After two weeks of shuttling conference delegates around town during COP 24, one of the biggest climate change events of the year, that’s how my taxi driver responded when I asked how he was doing. People are short-tempered when their taxis are late, or when traffic is bad, or when they have trouble conversing with drivers who don’t speak their language.
Many people I spoke to also felt guilty about taking taxis at all, given they’re at a climate change conference. The bus is more sustainable, but it turns a 20-minute one-way trip into a 1.5 hour journey, keeping them from much-needed food, bed, family phone calls and—at best—five hours of sleep.
My five-year-old son also "got stress." He complained to his teacher this week about an achy tummy. He was worried because his father was travelling, and he hadn’t heard from him in a few days. I’ve been one of those folks who is catching little sleep, getting back to my hotel long after the little guy is in bed.
To be honest, I also got stressed at COP. I worry: Will the taxi get me to the conference centre on time? Will my meeting with this prospective funder go well? Will I be an interesting panelist? Will people attend this event?
I worry whether the negotiations will be successful. Of course, I worry about my son at school—and about his future in a changing climate.
Also, I worry that people will only hear about what didn’t happen at COP 24—not enough got done, countries stalled, it’s all hopeless. I worry people will only remember a tweet from a world leader saying we’re wasting time.
There are things I don’t worry about, though, and positive things I hold on to.
I don’t worry about the resolve of the negotiators, who also spent time away from their own children two weeks before Christmas.

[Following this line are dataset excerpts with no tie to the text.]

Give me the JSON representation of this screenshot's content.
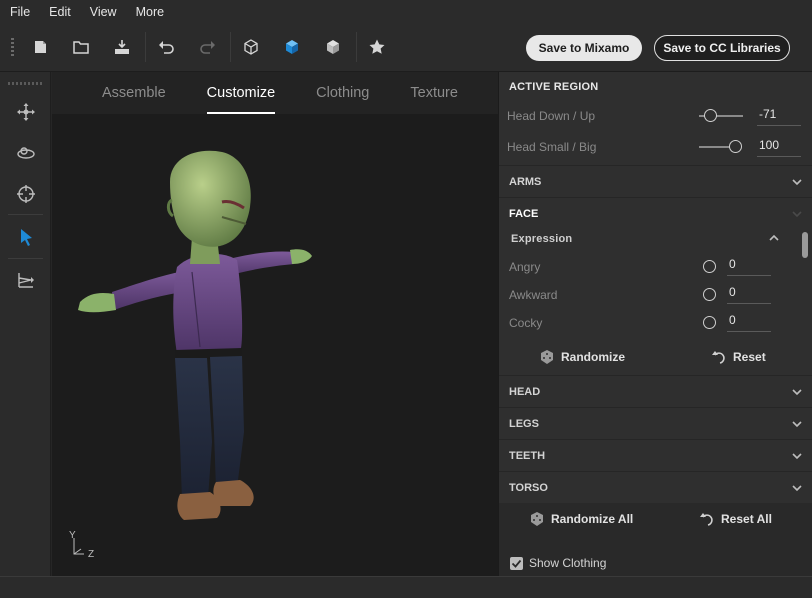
{
  "menu": {
    "file": "File",
    "edit": "Edit",
    "view": "View",
    "more": "More"
  },
  "toolbar": {
    "save_mixamo": "Save to Mixamo",
    "save_cc": "Save to CC Libraries",
    "accent_color": "#1e8ad6"
  },
  "tabs": [
    "Assemble",
    "Customize",
    "Clothing",
    "Texture"
  ],
  "viewport": {
    "axis_y": "Y",
    "axis_z": "Z"
  },
  "panel": {
    "active_region": "ACTIVE REGION",
    "head_down_up": {
      "label": "Head Down / Up",
      "value": "-71",
      "level": 0.1
    },
    "head_small_big": {
      "label": "Head Small / Big",
      "value": "100",
      "level": 1.0
    },
    "arms": "ARMS",
    "face": "FACE",
    "expression": "Expression",
    "expr_items": [
      {
        "label": "Angry",
        "value": "0"
      },
      {
        "label": "Awkward",
        "value": "0"
      },
      {
        "label": "Cocky",
        "value": "0"
      }
    ],
    "randomize": "Randomize",
    "reset": "Reset",
    "head": "HEAD",
    "legs": "LEGS",
    "teeth": "TEETH",
    "torso": "TORSO",
    "randomize_all": "Randomize All",
    "reset_all": "Reset All",
    "show_clothing": "Show Clothing"
  }
}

I don’t worry about the bottomless energy of youth delegates, who may be loud and disruptive at times but only because they care so much. They know in 10 years many of them will be the tireless negotiators facing down youth delegates who say they have to do more, and faster, and better.
I don’t worry about the ability of my colleagues in the non-governmental sector to come up with ever more innovative approaches to reduce emissions or build resilience to climate change.

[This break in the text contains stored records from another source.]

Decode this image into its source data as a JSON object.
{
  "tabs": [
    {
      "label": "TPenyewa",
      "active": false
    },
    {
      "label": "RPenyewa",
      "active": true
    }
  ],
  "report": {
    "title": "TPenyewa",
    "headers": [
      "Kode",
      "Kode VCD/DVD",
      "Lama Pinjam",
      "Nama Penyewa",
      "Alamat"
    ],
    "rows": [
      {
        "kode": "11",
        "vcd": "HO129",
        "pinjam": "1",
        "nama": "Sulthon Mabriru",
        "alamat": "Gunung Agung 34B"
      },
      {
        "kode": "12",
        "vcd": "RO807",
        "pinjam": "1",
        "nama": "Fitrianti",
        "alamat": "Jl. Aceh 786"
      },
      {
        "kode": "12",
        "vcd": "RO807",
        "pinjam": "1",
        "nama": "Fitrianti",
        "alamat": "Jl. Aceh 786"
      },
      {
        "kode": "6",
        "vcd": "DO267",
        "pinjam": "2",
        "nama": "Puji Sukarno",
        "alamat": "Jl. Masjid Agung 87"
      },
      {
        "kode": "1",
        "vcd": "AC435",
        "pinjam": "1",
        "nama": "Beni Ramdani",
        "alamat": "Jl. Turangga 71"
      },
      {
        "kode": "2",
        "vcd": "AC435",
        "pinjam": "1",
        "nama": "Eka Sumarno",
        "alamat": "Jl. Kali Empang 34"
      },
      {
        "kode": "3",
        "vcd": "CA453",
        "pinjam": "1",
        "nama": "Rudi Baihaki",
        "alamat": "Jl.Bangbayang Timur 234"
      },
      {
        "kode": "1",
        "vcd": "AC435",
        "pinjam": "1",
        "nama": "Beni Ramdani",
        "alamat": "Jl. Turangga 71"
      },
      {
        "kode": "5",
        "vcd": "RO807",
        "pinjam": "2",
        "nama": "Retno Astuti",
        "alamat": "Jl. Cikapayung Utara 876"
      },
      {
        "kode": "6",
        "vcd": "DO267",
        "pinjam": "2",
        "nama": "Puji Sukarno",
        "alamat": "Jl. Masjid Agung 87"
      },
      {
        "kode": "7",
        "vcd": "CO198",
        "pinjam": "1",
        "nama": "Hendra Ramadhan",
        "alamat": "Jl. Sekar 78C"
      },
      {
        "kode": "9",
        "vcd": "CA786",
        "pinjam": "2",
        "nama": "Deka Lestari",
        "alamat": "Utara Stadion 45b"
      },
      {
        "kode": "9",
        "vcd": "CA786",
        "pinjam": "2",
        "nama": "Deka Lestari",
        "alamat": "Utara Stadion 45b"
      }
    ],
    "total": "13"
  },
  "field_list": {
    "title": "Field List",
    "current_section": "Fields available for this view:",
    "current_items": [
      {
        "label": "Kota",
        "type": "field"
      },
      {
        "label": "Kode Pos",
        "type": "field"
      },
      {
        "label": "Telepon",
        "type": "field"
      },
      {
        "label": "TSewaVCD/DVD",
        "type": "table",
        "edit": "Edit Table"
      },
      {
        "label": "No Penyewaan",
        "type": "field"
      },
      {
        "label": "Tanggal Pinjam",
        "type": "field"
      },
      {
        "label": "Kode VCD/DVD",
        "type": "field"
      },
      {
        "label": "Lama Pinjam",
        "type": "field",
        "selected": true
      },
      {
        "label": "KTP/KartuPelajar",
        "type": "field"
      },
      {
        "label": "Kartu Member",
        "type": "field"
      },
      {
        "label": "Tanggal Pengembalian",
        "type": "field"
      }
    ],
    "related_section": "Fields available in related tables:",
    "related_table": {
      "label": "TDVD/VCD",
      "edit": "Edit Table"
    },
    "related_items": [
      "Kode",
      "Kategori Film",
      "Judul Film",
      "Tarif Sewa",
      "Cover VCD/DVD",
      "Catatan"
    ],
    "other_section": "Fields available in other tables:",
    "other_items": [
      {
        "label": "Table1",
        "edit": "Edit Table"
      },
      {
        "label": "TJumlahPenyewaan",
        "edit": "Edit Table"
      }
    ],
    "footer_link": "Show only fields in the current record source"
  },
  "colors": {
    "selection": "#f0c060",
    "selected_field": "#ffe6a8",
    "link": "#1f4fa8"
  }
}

Driving back to my hotel, my driver explained how the suburb I was staying in used to be a prosperous community dominated by the coal sector. It is now derelict. Many people had left because the mines had closed and there was no work. Just two hours earlier, I had been at a side event of the Powering Past Coal Alliance, where new members were announced and commitments were made to phase out coal for all the necessary environmental reasons. But more than that, members committed to a Just Transition, to helping those facing job loss in an already declining sector. Workers badly need supports, including new and decent jobs, and a social safety net that will protect their communities through difficult transitions.
Youth delegates disrupted that event too. But they and the ministers on the panel want the same outcomes, even if they disagree how (and how fast) to get there. I hope both sides take time to visit the suburb I stayed in to better understand why their efforts are so incredibly important.

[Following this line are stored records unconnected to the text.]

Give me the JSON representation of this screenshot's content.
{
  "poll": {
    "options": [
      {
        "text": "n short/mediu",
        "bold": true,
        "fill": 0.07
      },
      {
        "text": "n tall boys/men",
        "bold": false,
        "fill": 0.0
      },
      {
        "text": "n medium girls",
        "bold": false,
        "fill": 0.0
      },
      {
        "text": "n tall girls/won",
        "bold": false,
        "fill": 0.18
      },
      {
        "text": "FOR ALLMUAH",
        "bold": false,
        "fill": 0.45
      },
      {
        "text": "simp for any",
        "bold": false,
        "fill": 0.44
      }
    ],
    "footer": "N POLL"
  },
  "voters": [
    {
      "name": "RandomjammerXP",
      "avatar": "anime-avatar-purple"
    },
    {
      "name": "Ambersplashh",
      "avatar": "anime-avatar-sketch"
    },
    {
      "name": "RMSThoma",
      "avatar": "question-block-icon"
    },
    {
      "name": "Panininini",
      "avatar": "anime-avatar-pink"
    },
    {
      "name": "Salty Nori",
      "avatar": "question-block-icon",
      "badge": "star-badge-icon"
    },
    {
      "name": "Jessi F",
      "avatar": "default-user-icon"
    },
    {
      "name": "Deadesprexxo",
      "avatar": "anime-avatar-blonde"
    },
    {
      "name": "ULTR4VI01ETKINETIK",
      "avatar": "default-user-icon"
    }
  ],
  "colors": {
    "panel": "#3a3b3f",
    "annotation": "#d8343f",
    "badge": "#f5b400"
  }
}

To borrow from a U.S. President who faced the seemingly impossible task of putting a man on the moon, those of us working on climate change and resilience and fossil fuel subsidy reform and Just Transition strive: “not because they are easy, but because they are hard, because that goal will serve to organize and measure the best of our energies and skills, because that challenge is one that we are willing to accept, one we are unwilling to postpone, and one which we intend to win...”
It’s important to remember this now more than ever. We will worry. We will get stressed. We will face setbacks along the way. We may not get an ideal outcome from COP 24.
But what keeps me going is knowing progress will be made. It may be painful, but we will push for more ambition and better jobs and clean energy. The people at COP know their task is hard. They will continue to do it anyway, because they know there’s no other option.
We owe it to them to recognize their achievements, even as we look down the road ahead.